Acquisition is not without its downsides. Internal pressures, culture clash, reorganization, and market changes are just a few of the potential headaches that come with an acquisition. Look at the aforementioned AOL-Time Warner deal. Sure, it was big, but it’s also considered one of the great failures in mergers and acquisitions because the grand plans were stalled by AOL’s rapid decline in the face of broadband internet pressure. Less than 10 years after the deal closed, Time Warner spun off AOL, never to be heard from again.

Is Acquisition Right for your Restaurant?
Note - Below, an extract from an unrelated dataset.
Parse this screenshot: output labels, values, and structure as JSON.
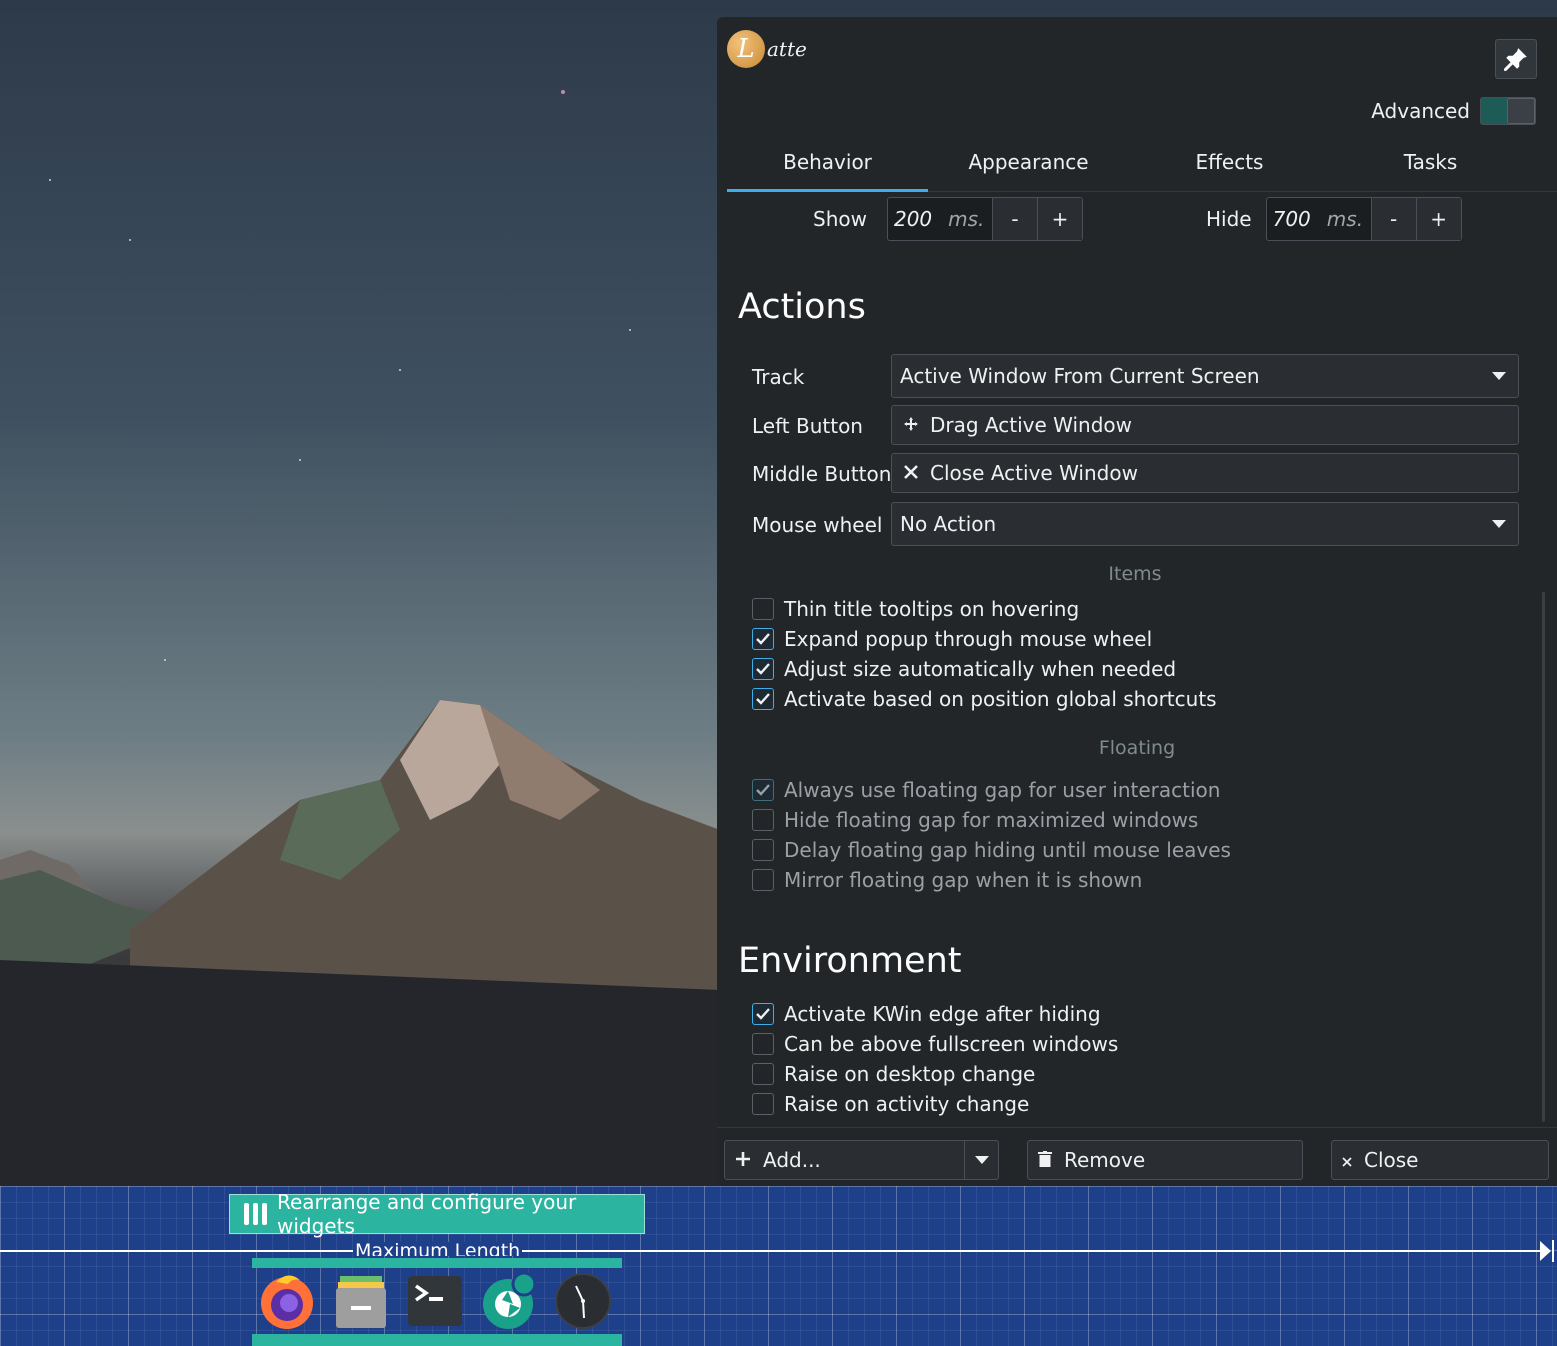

Maybe the stakes for your restaurant aren’t as high as AOL-Time Warner, but they’re still considerable. The question of whether acquisition is right for you is a highly individualized decision.
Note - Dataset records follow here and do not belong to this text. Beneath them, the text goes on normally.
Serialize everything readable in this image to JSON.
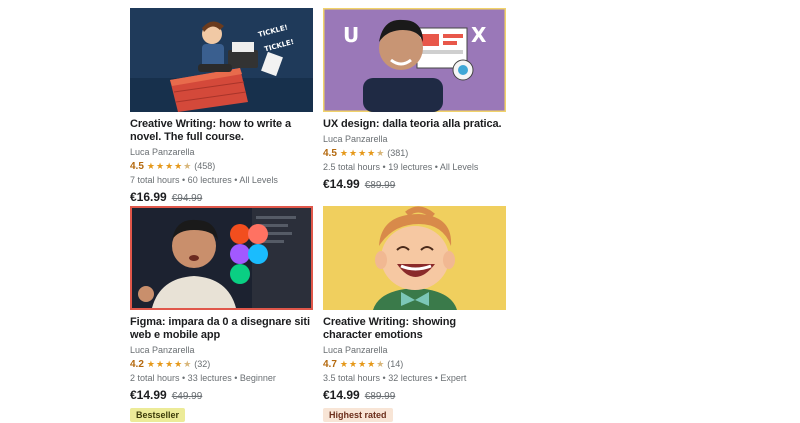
{
  "courses": [
    {
      "title": "Creative Writing: how to write a novel. The full course.",
      "author": "Luca Panzarella",
      "rating": "4.5",
      "stars": 4.5,
      "reviews": "(458)",
      "meta": "7 total hours • 60 lectures • All Levels",
      "price": "€16.99",
      "old_price": "€94.99",
      "thumb_text": [
        "TICKLE!",
        "TICKLE!"
      ],
      "badge": ""
    },
    {
      "title": "UX design: dalla teoria alla pratica.",
      "author": "Luca Panzarella",
      "rating": "4.5",
      "stars": 4.5,
      "reviews": "(381)",
      "meta": "2.5 total hours • 19 lectures • All Levels",
      "price": "€14.99",
      "old_price": "€89.99",
      "thumb_text": [
        "U",
        "X"
      ],
      "badge": ""
    },
    {
      "title": "Figma: impara da 0 a disegnare siti web e mobile app",
      "author": "Luca Panzarella",
      "rating": "4.2",
      "stars": 4.2,
      "reviews": "(32)",
      "meta": "2 total hours • 33 lectures • Beginner",
      "price": "€14.99",
      "old_price": "€49.99",
      "badge": "Bestseller"
    },
    {
      "title": "Creative Writing: showing character emotions",
      "author": "Luca Panzarella",
      "rating": "4.7",
      "stars": 4.7,
      "reviews": "(14)",
      "meta": "3.5 total hours • 32 lectures • Expert",
      "price": "€14.99",
      "old_price": "€89.99",
      "badge": "Highest rated"
    }
  ],
  "colors": {
    "rating": "#b4690e",
    "star": "#e59819",
    "bestseller_bg": "#eceb98",
    "highest_rated_bg": "#f8e5d6"
  }
}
In order to be successful, careful, strategic planning is required to ensure growth is viable and sustainable over the long-term. You specifically need to consider whether you can afford the acquisition costs and any subsequent dip in profitability as you get your new location or locations up and running.

If you’ve gotten to this point, you probably have some specific restaurants you’re considering acquiring. Continue to monitor the competition to see where synergies can be created, but also look outside your immediate community. Research restaurants for sale in your area or the regions you’re considering expanding in. From there, determine whether buying one or more restaurants will help you meet your growth and revenue goals. If that’s not your area of expertise, consult with your accountant or financial advisor to weigh the benefits — and potential drawbacks — of an acquisition.

The expansion phase is exciting for any restaurant owner or franchisee. Consider your decisions carefully but commit to your strategy and prepare to roll with the punches.